• Prix François Bourdon – RAINHORN Judith, pour son ouvrage Blanc de plomb. Histoire d’un poison légal, SciencePo Les Presses, 372 p.

Les substances toxiques peuplent notre monde : nourriture, emballages alimentaires, textiles, produits cosmétiques, peintures, pas un domaine de la vie quotidienne n’échappe à la myriade de poisons suspectés ou avérés. Chacun le sait et, pourtant, y consent. Pour comprendre les raisons de cet accommodement collectif, l’historienne Judith Rainhorn a enquêté sur le blanc de plomb, la fameuse céruse, massivement fabriquée et utilisée pour blanchir la peinture qui a couvert les murs des villes européennes depuis la fin du XVIIIe siècle. Elle a suivi le poison, responsable du terrible saturnisme, des ateliers empoussiérés où les ouvriers l’ont jadis manipulé aux couloirs des hôpitaux où ils ont échoué, des échafaudages des peintres aux bancs des assemblées où l’on a débattu de sa suppression. Pendant deux siècles, la logique sociale, industrielle, scientifique et politique a imposé son rythme et ses nécessités, faisant de la céruse un poison légal.

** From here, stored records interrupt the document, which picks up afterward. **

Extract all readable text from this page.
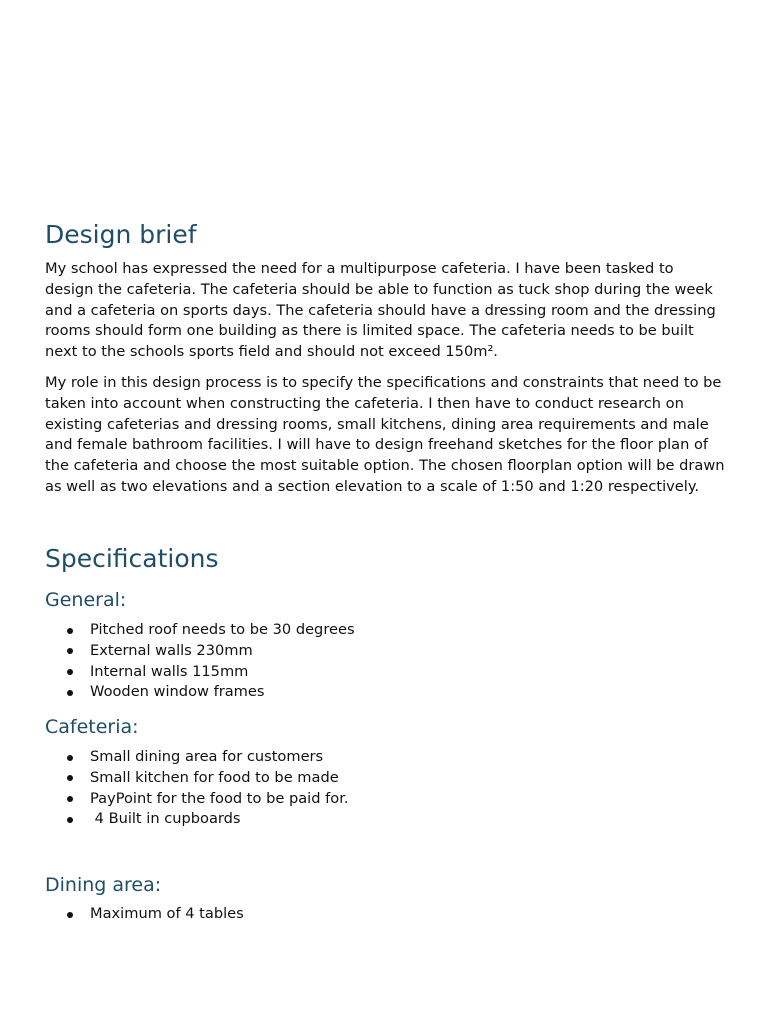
Design brief

My school has expressed the need for a multipurpose cafeteria. I have been tasked to design the cafeteria. The cafeteria should be able to function as tuck shop during the week and a cafeteria on sports days. The cafeteria should have a dressing room and the dressing rooms should form one building as there is limited space. The cafeteria needs to be built next to the schools sports field and should not exceed 150m².

My role in this design process is to specify the specifications and constraints that need to be taken into account when constructing the cafeteria. I then have to conduct research on existing cafeterias and dressing rooms, small kitchens, dining area requirements and male and female bathroom facilities. I will have to design freehand sketches for the floor plan of the cafeteria and choose the most suitable option. The chosen floorplan option will be drawn as well as two elevations and a section elevation to a scale of 1:50 and 1:20 respectively.

Specifications
General:
Pitched roof needs to be 30 degrees
External walls 230mm
Internal walls 115mm
Wooden window frames
Cafeteria:
Small dining area for customers
Small kitchen for food to be made
PayPoint for the food to be paid for.
4 Built in cupboards
Dining area:
Maximum of 4 tables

  • Prix Jeune chercheur : MICHELI Adrien pour son mémoire, Des hommes et des clous, Les sentiers de l’industrialisation en Matheysine fin XVIIIème siècle – 1909, mémoire de Master 1 « Sciences humaines et sociales », Université Grenoble Alpes, 119 p. + annexes.

Des rues du vieux bourg isérois de La Mure aux ruisseaux escarpés du vallon de La Motte se logent jusqu’au début du XXème siècle de modestes clouteries où des centaines d’ouvriers s’affairent à forger des clous à la force des bras. Ce travail de recherche vise à mettre au jour les secrets jusque-là enfouis de l’adaptation jusqu’aux années 1880 de ce système proto-industriel aux méthodes artisanales face à la concurrence des premiers clous fabriqués en usine. Outre la qualité des produits de cette petite métallurgie, cette adaptation repose sur la pluriactivité des hommes et la création de sociétés commerciales à partir des années 1830. Une nouvelle génération de négociants cloutiers a construit et entretenu consciencieusement un important réseau commercial à l’échelle du quart sud-est de la France. En lien avec l’amélioration des communications, les voyageurs de commerce ont été aussi en première ligne pour démultiplier et fidéliser une clientèle toujours plus nombreuse et volatile.